Reka frequenta l’ateneo triestino, studia scienze infermieristiche ed è mediatrice culturale in ambito sanitario. “Siamo qui per difendere i nostri diritti, chiediamo rispetto e la possibilità di vivere meglio con i nostri coetanei – ci spiega Reka – siamo donne libere. Mi sento ferita quando il sindaco Cisint critica il nostro modo di vestirci. Non mettiamo dei sacchetti in testa. Lei parla ai media di diritti delle donne, ma li difende veramente?”.

A fare eco a sua sorella, c’è Jannat. “Vivo a Monfalcone da più di 17 anni. Il sindaco ci dice che siamo chiuse in casa, ma allo stesso tempo ci viene privato di fare il bagno in mare”. Reka e Jannat sono due mediatrici culturali e lavorano in una cooperativa dove sono occupate altre 20 colleghe.

“Di donne musulmane che lavorano a Monfalcone, non ce ne sono solo 7 come dice il sindaco – specifica Reka – molte di noi sono impiegate tra Sistiana e Trieste.

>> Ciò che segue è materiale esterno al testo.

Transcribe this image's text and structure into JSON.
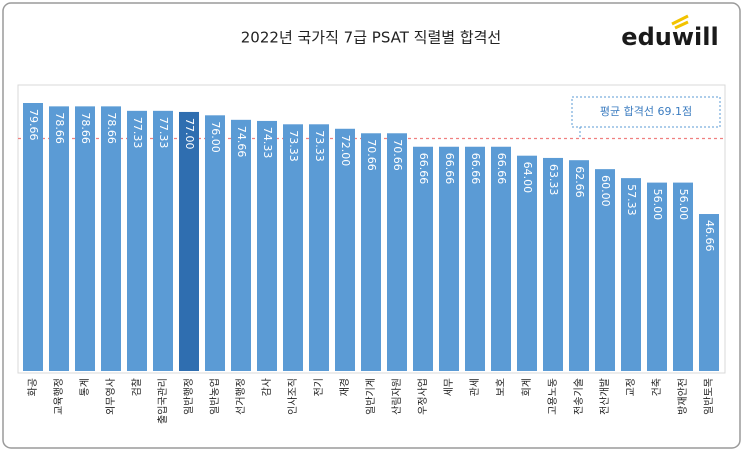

Non molla nemmeno Shanin che con la sua carrozzina non si perde nemmeno un istante del corteo e dei discorsi. “Chiedo di poter pregare e di poter migliorare la mia condizione di vita qui” così Shanin. Dopo alcuni silenzi iniziali alla nostra vista, si è avviato verso il palco pure Jahangir Sarkar. A seguito di un momento di esitazione, il consigliere esprime le sue perplessità e fa riferimento ad un processo di integrazione “che doveva già cominciare 15 anni fa”.

“La convivenza è necessaria – ammette Sarkar – ma, al momento l’integrazione vera non esiste. L’unità è qualcosa di impegnativo”. Karim invece – all’anagrafe Michele – si è sposato con Ferosa convertendosi all’Islam. “Sono un italiano musulmano – dice – e lavoro nel settore edile. La Costituzione parla chiaro: pregare non è un reato. Spero che il Tar e il Consiglio di Stato mettano fine a questa storia”.

Quello che si sente rispetto al rapporto violento che gli uomini hanno sulle donne – continua Karim – è falso. Loro non vengono maltrattate. Il niqab non è un obbligo ma è un segno di rispetto verso il proprio uomo e prima ancora verso Dio”. Da 24 anni residente in città, Kamruz testimonia che le donne musulmane hanno voglia di lavorare. “Mia moglie è operai in Fincantieri – dice Kamruz – ma insieme non ci sentiamo bene in una comunità dove non si può pregare e si è guardati a vista”. Infine, c’è Antonella. Lei è assistente tecnico di laboratorio all’Isis Bem di Staranzano.

“Mentre ascoltavo i discorsi – sono le parole di Antonella – due studenti delle mie sezioni mi hanno portato una bandierina tricolore che hanno firmato. Porto questo gesto dentro di me. Mi sento un riferimento per questi giovani, una persona di fiducia. Il rapporto con loro è una ricchezza e in questo contesto ce lo stanno dimostrando”. “Le giovani generazioni cercano riferimenti nella vita di ogni giorno anche a scuola. Questa bandierina per me ha un valore importante, la esporrò in laboratorio” così Antonella in conclusione.